Airline to offer middle-only seating
FRISCO, Tex. -- Airlines have always put a premium on elbow room for their passengers, but a new start-up airline will fly in the face of that convention. Entering service to six Midwestern states this fall, WienAir will fly a fleet of Boeing 737B aircraft with a configuration of middle-only seats.
Working closely with Boeing cabin-space engineers, WienAir was able to configure its seats so that every passenger seat is adjacent to at least two other passenger seats and in some cases adjacent to as many as five other passenger seats.
Err Travel was able to acquire an early concept drawing of the exterior fuselage characteristics but was unable to get access to the seating layout.
In a prepared statement, Carla Jamershime, corporate communications director for the airline, told a gathering of reporters here, "WienAir is taking a different approach to air travel. Instead of offering our passengers more room, we promise them more opportunity to meet their neighbors. Instead of peace and quiet, we afford friendly conversation. Instead access to bluetooth, we give them the chance to meet others with actual green teeth. That's how we came up with our motto of 'WienAir: the neighborly airline.'"

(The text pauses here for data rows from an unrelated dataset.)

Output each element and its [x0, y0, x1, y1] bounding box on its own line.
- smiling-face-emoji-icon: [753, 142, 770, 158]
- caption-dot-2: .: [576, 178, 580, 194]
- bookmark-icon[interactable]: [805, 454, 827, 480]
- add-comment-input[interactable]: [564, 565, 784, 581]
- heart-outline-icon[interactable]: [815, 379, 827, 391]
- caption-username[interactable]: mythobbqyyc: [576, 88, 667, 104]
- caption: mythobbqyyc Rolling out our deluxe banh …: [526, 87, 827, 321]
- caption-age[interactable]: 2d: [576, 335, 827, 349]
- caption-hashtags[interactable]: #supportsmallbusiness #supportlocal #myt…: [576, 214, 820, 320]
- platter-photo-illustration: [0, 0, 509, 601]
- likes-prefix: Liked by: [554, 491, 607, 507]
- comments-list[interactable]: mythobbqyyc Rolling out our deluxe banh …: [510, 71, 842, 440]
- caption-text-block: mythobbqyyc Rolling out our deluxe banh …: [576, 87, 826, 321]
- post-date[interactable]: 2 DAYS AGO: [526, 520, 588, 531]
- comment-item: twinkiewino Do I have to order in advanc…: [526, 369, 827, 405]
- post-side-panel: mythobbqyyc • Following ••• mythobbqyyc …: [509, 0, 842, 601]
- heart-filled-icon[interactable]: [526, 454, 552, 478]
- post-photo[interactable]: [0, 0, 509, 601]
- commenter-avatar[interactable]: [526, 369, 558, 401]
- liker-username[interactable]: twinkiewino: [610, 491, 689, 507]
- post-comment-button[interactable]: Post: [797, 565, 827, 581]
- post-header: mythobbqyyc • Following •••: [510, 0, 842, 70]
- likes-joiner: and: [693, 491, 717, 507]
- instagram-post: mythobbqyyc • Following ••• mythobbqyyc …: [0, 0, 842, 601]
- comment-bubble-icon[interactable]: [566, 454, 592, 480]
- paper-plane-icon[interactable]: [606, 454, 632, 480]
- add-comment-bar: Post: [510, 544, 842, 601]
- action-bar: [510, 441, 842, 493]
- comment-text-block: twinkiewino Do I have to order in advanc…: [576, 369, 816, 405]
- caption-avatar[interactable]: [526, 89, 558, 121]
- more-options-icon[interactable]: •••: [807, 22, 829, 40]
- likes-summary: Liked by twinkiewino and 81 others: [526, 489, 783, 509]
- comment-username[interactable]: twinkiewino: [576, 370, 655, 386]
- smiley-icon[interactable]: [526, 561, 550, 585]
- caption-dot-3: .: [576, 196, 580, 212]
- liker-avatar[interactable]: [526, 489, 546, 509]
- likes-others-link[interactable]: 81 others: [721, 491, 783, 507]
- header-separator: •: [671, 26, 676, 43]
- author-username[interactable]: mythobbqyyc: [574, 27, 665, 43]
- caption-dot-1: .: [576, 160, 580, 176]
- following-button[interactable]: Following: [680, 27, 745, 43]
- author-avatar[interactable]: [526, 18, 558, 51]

The new airline's owner and CEO, Peter Jamershime, who made a fortune in the reprocessed beef industry, told Err Travel, "I got the idea after shopping at our local IGA. I was unwrapping a package of wieners that I'd bought for a big family barbecue we was having up to our summer place. I mean a big barbecue. We had well over 300 relatives jammed into our place, which ain't much bigger than a country fry barn.
"Well, as I was unwrapping that there package, I seen that the wieners in the middle was straight and pink on all sides while the ones on the ends was bent and sort of discolored on a couple of sides. Then, as I was watching all our kin folk standing around ass-to-elbow, I thought how it kinda made me feel better to be in the middle of the group than on the edges. That's when it hit me like a two by four upside the head: an airline where not nobody had to sit alone. So that's just what I done."
Sheila Inskeep, a certified EST therapist and executive director of the International Food Therapy Association, noted, "There may well be some good reasoning behind Mr. Jamershime's belief. Indeed, wieners in the middle of the package may feel more secure and loved — thus the flush in their skins and their erect statures — while the dogs at the ends are degraded in appearance due to the pressures on them as buffers to their environment.”